**Simple Harmonic motion of spring Mass system when spring is horizontal :**

If x is a small extension or compression in the spring from the equilibrium state the restoring force produced is given by

F = − k x

Where k is called force constant or spring factor.

∴ Equation of motion of the mass M is given by

$ \displaystyle M\frac{d^2 x}{dt^2} = -kx $

$ \displaystyle \frac{d^2 x}{dt^2} = -\frac{k}{M}x $

This represents an S.H.M. its angular frequency ω is

$ \displaystyle \omega = \sqrt{\frac{k}{M}} $

and the period of oscillation is

$ \displaystyle T = 2\pi \sqrt{\frac{M}{k}} $

Exercise : A spring is cut into two equal parts. What will be the difference in time period of the spring pendulum thus formed from the original spring pendulum ?

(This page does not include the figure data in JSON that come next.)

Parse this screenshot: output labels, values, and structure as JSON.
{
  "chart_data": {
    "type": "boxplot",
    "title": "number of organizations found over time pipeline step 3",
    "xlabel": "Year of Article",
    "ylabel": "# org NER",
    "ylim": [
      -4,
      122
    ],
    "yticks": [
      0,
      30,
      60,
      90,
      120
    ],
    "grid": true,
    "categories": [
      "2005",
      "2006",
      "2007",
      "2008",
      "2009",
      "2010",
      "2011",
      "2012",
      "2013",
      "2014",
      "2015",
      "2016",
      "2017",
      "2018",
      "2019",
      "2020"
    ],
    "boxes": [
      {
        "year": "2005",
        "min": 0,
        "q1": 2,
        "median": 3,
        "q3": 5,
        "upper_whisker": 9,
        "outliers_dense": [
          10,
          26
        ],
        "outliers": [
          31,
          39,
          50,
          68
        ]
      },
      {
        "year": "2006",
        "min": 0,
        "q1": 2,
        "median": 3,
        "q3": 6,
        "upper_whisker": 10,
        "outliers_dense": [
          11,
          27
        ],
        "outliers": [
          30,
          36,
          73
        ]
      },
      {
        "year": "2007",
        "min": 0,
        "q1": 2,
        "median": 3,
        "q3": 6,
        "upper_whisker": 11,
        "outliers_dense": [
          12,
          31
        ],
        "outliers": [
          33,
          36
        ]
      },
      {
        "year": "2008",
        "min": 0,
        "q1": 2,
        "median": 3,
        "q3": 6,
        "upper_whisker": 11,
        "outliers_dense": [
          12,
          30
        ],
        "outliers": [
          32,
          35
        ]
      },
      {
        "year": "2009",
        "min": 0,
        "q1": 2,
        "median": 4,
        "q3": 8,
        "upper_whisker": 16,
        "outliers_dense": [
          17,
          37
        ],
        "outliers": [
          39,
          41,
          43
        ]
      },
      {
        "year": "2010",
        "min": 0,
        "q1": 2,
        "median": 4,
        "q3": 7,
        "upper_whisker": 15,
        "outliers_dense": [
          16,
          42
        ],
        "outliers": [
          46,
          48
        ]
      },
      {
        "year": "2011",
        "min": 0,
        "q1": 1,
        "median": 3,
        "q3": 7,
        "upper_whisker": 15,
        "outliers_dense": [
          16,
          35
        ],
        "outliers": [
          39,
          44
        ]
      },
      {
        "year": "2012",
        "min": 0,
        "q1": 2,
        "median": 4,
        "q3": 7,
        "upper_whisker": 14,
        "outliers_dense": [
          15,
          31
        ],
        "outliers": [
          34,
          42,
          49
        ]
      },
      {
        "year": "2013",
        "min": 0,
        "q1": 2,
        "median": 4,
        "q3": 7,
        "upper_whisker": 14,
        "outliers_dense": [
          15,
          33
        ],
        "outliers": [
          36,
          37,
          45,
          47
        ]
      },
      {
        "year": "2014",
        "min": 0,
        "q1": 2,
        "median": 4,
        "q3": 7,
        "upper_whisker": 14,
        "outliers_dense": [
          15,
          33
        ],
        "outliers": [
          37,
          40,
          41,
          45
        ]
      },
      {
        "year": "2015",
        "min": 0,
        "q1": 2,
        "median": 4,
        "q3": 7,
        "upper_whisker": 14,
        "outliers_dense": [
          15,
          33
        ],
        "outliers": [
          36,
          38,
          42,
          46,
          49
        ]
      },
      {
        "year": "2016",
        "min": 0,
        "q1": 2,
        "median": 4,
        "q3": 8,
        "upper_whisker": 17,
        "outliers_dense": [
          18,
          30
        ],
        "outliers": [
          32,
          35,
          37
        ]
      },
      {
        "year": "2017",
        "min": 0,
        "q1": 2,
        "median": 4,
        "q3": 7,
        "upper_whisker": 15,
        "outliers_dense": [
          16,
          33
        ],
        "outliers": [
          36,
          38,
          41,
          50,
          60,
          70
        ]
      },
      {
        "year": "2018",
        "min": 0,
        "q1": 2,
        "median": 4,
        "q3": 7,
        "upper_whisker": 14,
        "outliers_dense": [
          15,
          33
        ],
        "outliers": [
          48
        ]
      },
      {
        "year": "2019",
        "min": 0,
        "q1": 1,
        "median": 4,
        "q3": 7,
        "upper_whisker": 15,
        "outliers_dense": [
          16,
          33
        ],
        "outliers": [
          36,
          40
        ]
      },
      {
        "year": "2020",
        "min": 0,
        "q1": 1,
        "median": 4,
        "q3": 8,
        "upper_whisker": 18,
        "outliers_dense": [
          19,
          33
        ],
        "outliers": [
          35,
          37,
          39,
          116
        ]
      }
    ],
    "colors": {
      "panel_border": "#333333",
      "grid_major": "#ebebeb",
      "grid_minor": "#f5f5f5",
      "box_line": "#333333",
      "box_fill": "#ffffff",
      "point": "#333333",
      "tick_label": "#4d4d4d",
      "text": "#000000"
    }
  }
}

__SHM of Spring Mass System (spring is vertical)__

Simple Harmonic motion of Spring Mass System spring is vertical :

The weight Mg of the body produces an initial elongation, such that Mg − k y_{o} = 0.

If y is the displacement from this equilibrium position the total restoring force will be

Mg − k(y_{o} + y) = − ky

Again we get,

$ \displaystyle T = 2\pi \sqrt{\frac{M}{k}} $

Note that the gravity has no effect on the time period of oscillations.

In general , time period of a spring mass system depends only on spring and mass and it is independent of external forces provided that external forces are constant and acts throughout the motion.